Il trattamento che il regista riserva ai diversi rappresentanti delle classi sociali coinvolte, è in sé stesso una critica feroce alla cecità dello Stato nei riguardi dei bisogni del suo popolo: alla passione autentica e ardente dei riformatori, Leigh contrappone la teatralità melodrammatica – e, talvolta, addirittura farsesca – dei servitori della Corona. Primo fra tutti, il Principe Reggente: chiuso tra le quinte del suo palazzo, appare come un vecchio attore di vaudeville nei panni di un regnante dispotico, un personaggio meschino e ridicolo al tempo stesso. I rappresentanti della giustizia non ne escono meglio: malati di superbia e incapaci di esprimersi spontaneamente, impongo la propria autorità a suon di citazioni ora dalla Bibbia, ora dagli antichi. A un passo dal culmine di questa vicenda drammatica, il disprezzo per la Corona e i suoi rappresentanti diventa palese: l’ordine che darà inizio al massacro di Peterloo, viene dato da una delle finestre che guardano la piazza gremita, da cui i procuratori osservano impauriti la folla sottostante, come donnette in equilibrio su una seggiola in attesa che qualcuno cacci via il topo.

Leigh si schiera nettamente, sì. Ma non è cieco alle contraddizioni presenti anche, e soprattutto, all’interno del movimento stesso dei riformisti: non cela le frizioni interne tra i promotori dell’iniziativa popolare sulla possibilità di abbandonare un modus operandi pacifico e di passare alla lotta armata. Così come decide di non ignorare come si mantenesse un certo grado di elitarismo anche all’interno degli ambienti del movimento “popolare”, che escludeva di fatto le persone meno istruite – molto spesso le donne – dalla possibilità di comprendere davvero il contenuto del messaggio politico (reso con un linguaggio troppo complesso), e quindi dalla possibilità di essere partecipi del dibattito pubblico con le loro esperienze di lotta quotidiana.

Capire per reagire

La critica non è stata unanime.
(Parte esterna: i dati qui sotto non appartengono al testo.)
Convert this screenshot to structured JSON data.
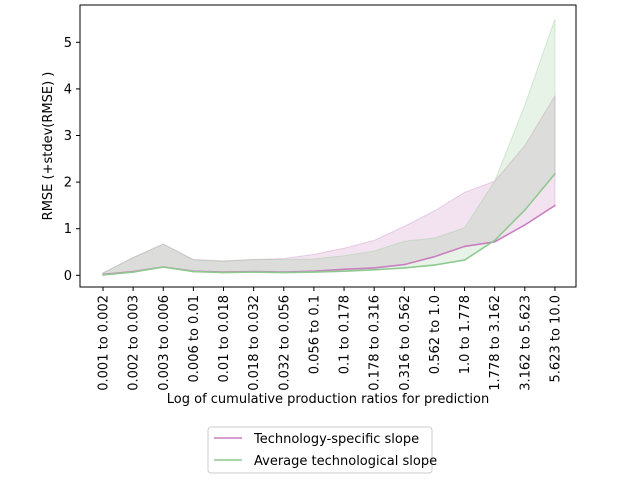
{
  "chart_data": {
    "type": "line",
    "xlabel": "Log of cumulative production ratios for prediction",
    "ylabel": "RMSE (+stdev(RMSE) )",
    "ylim": [
      -0.25,
      5.8
    ],
    "yticks": [
      0,
      1,
      2,
      3,
      4,
      5
    ],
    "grid": false,
    "legend_position": "bottom-center",
    "categories": [
      "0.001 to 0.002",
      "0.002 to 0.003",
      "0.003 to 0.006",
      "0.006 to 0.01",
      "0.01 to 0.018",
      "0.018 to 0.032",
      "0.032 to 0.056",
      "0.056 to 0.1",
      "0.1 to 0.178",
      "0.178 to 0.316",
      "0.316 to 0.562",
      "0.562 to 1.0",
      "1.0 to 1.778",
      "1.778 to 3.162",
      "3.162 to 5.623",
      "5.623 to 10.0"
    ],
    "series": [
      {
        "name": "Technology-specific slope",
        "color": "#c97fc1",
        "values": [
          0.02,
          0.08,
          0.18,
          0.09,
          0.07,
          0.08,
          0.07,
          0.09,
          0.13,
          0.16,
          0.23,
          0.4,
          0.62,
          0.72,
          1.08,
          1.5
        ],
        "upper": [
          0.05,
          0.38,
          0.67,
          0.34,
          0.31,
          0.34,
          0.36,
          0.45,
          0.58,
          0.75,
          1.05,
          1.38,
          1.78,
          2.02,
          2.78,
          3.85
        ]
      },
      {
        "name": "Average technological slope",
        "color": "#8fc98f",
        "values": [
          0.01,
          0.07,
          0.18,
          0.08,
          0.06,
          0.07,
          0.06,
          0.07,
          0.09,
          0.12,
          0.16,
          0.22,
          0.33,
          0.75,
          1.4,
          2.18
        ],
        "upper": [
          0.05,
          0.38,
          0.67,
          0.33,
          0.3,
          0.34,
          0.34,
          0.35,
          0.42,
          0.52,
          0.73,
          0.8,
          1.02,
          2.02,
          3.65,
          5.5
        ]
      }
    ]
  }
}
C’è chi lo giudica un film troppo concentrato sui meccanismi politici della rivolta e carente in quanto a coinvolgimento emotivo: insomma, una lezione di storia, più che un film su un fatto storico. Il Guardian (peraltro direttamente figlio di quel massacro, che determinò la fondazione dell’antenato della testata) ne parla come a richly intelligent, passionate movie, valutando invece positivamente l’indugiare del regista sulla parte tutta “verbale” e teorica riservata a comizi e assemblee, che rende l’impatto della sanguinosa azione finale ancora più forte. Personalmente sono d’accordo con il Guardian, e ho apprezzato l’approccio rigoroso e la scelta del regista di indagare e rendere esplicite le cause sociali che hanno portato alla strage di St. Peter’s Field, piuttosto che fare leva sulla lacrima facile. Occorre capire un’ingiustizia per poterne sentire pienamente il peso ed esserne smossi nel profondo.

Nel complesso, Peterloo è un film necessario. A ricordare un fatto storico cruciale messo in ombra oramai da troppo tempo. Ma a ricordarci anche con quanta facilità gli interessi di pochi vengano anteposti a quelli della collettività. Una lezione che, oggi, arriva tutt’altro che fuori tempo.

Dopo l’anteprima a Venezia lo scorso agosto, Peterloo di Mike Leigh arriva ufficialmente nelle sale italiane oggi, giovedì 21 marzo. Il film è una produzione Amazon Studios, Film 4 e British Film Council.